Yengo's works have analyzed the degeneration of the democratic process in postcolonial Congo and the ethnicization of political conflicts since independence. He has written about the conflict and violence that erupted after the exceptional gathering of 1202 delegates of the 1991 National Congress, in which he himself participated. According to Yengo, the democratization process launched by the National Congress fell prey to key military leaders whose alliances and competition were based on regional divisions that existed prior to independence. The contest for power among these leaders relied on the loyalties of the regional militia, and fueled extreme violence. His book also points to the intimate ties between the French oil industry, the Fifth Republic governments, and the dictatorship in the Congo since the beginning of the Congolese Civil War.

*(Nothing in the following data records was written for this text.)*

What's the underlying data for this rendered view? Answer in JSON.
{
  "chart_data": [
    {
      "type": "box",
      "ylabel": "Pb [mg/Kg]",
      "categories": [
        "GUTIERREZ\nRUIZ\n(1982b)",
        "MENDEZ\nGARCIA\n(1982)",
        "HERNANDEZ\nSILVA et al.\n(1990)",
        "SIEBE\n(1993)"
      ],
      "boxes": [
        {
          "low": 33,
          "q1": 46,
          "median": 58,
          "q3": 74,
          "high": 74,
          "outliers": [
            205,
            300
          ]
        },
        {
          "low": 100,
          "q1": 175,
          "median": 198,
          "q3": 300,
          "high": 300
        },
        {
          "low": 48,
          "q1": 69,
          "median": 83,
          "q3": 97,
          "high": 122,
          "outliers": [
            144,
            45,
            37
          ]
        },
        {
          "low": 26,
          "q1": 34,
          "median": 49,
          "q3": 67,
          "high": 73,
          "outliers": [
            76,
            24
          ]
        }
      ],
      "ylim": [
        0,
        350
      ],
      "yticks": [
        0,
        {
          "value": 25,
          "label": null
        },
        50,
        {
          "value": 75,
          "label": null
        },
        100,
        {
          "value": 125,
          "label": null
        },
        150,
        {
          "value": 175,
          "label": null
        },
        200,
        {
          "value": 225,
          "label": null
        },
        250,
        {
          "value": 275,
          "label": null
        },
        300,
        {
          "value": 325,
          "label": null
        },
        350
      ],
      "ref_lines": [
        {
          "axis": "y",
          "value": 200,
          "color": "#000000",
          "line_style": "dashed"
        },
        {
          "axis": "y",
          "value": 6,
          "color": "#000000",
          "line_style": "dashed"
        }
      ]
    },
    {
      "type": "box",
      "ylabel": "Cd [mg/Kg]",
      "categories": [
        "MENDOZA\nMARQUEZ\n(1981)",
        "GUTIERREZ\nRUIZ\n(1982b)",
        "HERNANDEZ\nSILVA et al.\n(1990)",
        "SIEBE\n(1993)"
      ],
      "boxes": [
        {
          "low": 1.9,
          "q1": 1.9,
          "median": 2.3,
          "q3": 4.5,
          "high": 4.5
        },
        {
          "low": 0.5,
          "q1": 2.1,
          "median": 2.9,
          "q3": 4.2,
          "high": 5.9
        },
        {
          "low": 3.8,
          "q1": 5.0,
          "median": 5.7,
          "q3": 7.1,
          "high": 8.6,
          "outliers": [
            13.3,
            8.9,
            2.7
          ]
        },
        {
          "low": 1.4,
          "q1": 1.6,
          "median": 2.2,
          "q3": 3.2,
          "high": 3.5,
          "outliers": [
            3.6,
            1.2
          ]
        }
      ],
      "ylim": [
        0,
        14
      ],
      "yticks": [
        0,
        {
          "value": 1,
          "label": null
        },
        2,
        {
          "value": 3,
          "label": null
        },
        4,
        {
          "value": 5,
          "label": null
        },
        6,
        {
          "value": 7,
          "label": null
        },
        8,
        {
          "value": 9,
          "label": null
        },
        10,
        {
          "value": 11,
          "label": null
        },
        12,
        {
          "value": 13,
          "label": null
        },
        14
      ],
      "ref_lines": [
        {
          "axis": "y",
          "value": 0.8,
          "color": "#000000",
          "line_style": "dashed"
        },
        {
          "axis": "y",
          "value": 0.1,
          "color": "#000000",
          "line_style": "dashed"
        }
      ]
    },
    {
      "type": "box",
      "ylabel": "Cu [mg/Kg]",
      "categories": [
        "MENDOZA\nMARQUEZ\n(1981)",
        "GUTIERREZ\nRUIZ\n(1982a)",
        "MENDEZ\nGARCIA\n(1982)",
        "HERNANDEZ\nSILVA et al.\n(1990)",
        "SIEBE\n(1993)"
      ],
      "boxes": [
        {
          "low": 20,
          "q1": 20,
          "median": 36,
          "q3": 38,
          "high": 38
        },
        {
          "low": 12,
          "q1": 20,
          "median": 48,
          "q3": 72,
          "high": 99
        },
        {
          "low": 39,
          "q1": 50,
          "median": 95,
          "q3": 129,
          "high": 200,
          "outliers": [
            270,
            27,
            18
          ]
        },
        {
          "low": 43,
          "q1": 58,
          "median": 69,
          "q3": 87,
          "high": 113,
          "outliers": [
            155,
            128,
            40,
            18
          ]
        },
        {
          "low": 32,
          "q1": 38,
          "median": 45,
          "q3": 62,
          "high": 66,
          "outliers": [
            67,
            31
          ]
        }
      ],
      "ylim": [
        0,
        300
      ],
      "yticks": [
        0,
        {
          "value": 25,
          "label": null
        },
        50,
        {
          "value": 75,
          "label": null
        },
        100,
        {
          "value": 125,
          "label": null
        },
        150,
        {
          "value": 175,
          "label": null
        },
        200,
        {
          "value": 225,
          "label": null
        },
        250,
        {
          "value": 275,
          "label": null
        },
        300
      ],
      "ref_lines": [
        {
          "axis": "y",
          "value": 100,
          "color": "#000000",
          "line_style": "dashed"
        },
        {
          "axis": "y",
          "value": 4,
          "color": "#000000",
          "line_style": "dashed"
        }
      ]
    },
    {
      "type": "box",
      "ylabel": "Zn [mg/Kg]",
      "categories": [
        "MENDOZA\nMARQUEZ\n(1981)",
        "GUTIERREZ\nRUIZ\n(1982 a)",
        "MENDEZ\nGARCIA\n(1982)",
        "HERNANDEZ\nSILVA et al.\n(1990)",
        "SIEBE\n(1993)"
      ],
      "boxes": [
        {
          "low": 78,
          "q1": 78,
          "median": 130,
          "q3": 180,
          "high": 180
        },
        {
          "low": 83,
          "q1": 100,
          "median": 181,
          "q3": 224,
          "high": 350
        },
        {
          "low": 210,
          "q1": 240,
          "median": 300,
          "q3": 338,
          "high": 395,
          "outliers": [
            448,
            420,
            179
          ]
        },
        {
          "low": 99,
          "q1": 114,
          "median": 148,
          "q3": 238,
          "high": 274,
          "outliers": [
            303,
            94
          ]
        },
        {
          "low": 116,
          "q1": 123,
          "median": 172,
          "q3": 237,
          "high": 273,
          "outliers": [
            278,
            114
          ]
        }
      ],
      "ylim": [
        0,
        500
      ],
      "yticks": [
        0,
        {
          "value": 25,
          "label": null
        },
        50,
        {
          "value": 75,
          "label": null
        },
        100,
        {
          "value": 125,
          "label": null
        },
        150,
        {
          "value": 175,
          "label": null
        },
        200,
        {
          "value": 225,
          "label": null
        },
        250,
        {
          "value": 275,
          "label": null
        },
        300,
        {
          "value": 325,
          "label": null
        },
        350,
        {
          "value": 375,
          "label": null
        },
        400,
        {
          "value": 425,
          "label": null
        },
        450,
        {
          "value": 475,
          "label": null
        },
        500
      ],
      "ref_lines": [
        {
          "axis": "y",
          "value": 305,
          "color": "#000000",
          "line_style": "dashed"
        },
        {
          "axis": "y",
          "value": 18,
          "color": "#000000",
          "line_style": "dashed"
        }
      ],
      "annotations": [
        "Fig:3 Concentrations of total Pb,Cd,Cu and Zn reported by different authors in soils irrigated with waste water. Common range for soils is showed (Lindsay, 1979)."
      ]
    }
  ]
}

Patrice Yengo has also published works on medical anthropology in Africa, child soldiers and child witches, the postcolonial degeneration of kinship ties, and the perverse "fetishization" of traditions in the context of globalization and postcolonial capitalism in modern Congo-Brazzaville.

Since 2011, Yengo is one of the researchers of the ELITAF, the international research program on the African elites trained in the countries of the former Soviet bloc.

==Publications==
- Le venin dans l'encrier, Les conflits du Congo-Brazzaville au miroir de l'écrit. Paris: Paari, 2009. ISBN 2-84220-030-6
- La guerre civile du Congo-Brazzaville, 1993-2002 Chacun aura sa part. Paris: Editions Karthala, 2006. ISBN 978-2-84586-815-1.
–Edited Works—
- Rupture nouvelle série no 6, “Le Gabon malgré lui,” ed. Patrice Yengo, Paris, Karthala, 2005.
- Rupture nouvelle série no. 5, “Rites et dépossessions,″ ed. Patrice Yengo, Paris, Karthala, 2004.
- Rupture nouvelle série no. 4, “Résistances et dissidences,” ed. Patrice Yengo, Paris, Karthala, 2003.
- Rupture nouvelle série, no. 3, “L'Afrique centrale des droits de l'homme,” ed. Patrice Yengo, Paris, Karthala, 2001.
- Rupture nouvelle, série no. 2, “Les Congos dans la tourmente,” ed. Patrice Yengo, Paris, Karthala, 2000.
- Rupture nouvelle série no. 1, “Congo-Brazzaville, dérives politiques, catastrophe humanitaire, désirs de paix,” ed. Patrice Yengo, Paris, Karthala, 1999.
- Identités et Démocratie. Paris, L'Harmattan, 1997.
–Works online and other Articles—
- “Brazzaville's Marché Total,” Cahiers d'études africaines 182. 2006.
- “Le monde à l'envers: Enfance et kindoki ou les ruses de la raison sorcière dans le bassin du Congo,” Cahiers d'études africaines 189-190. 2008.
- "Affinités électives et délégation des compétences: la politique congolaise de Jacques Chirac," in France-Afrique. Sortir du Pacte colonial no. 105 (2007): 105-125.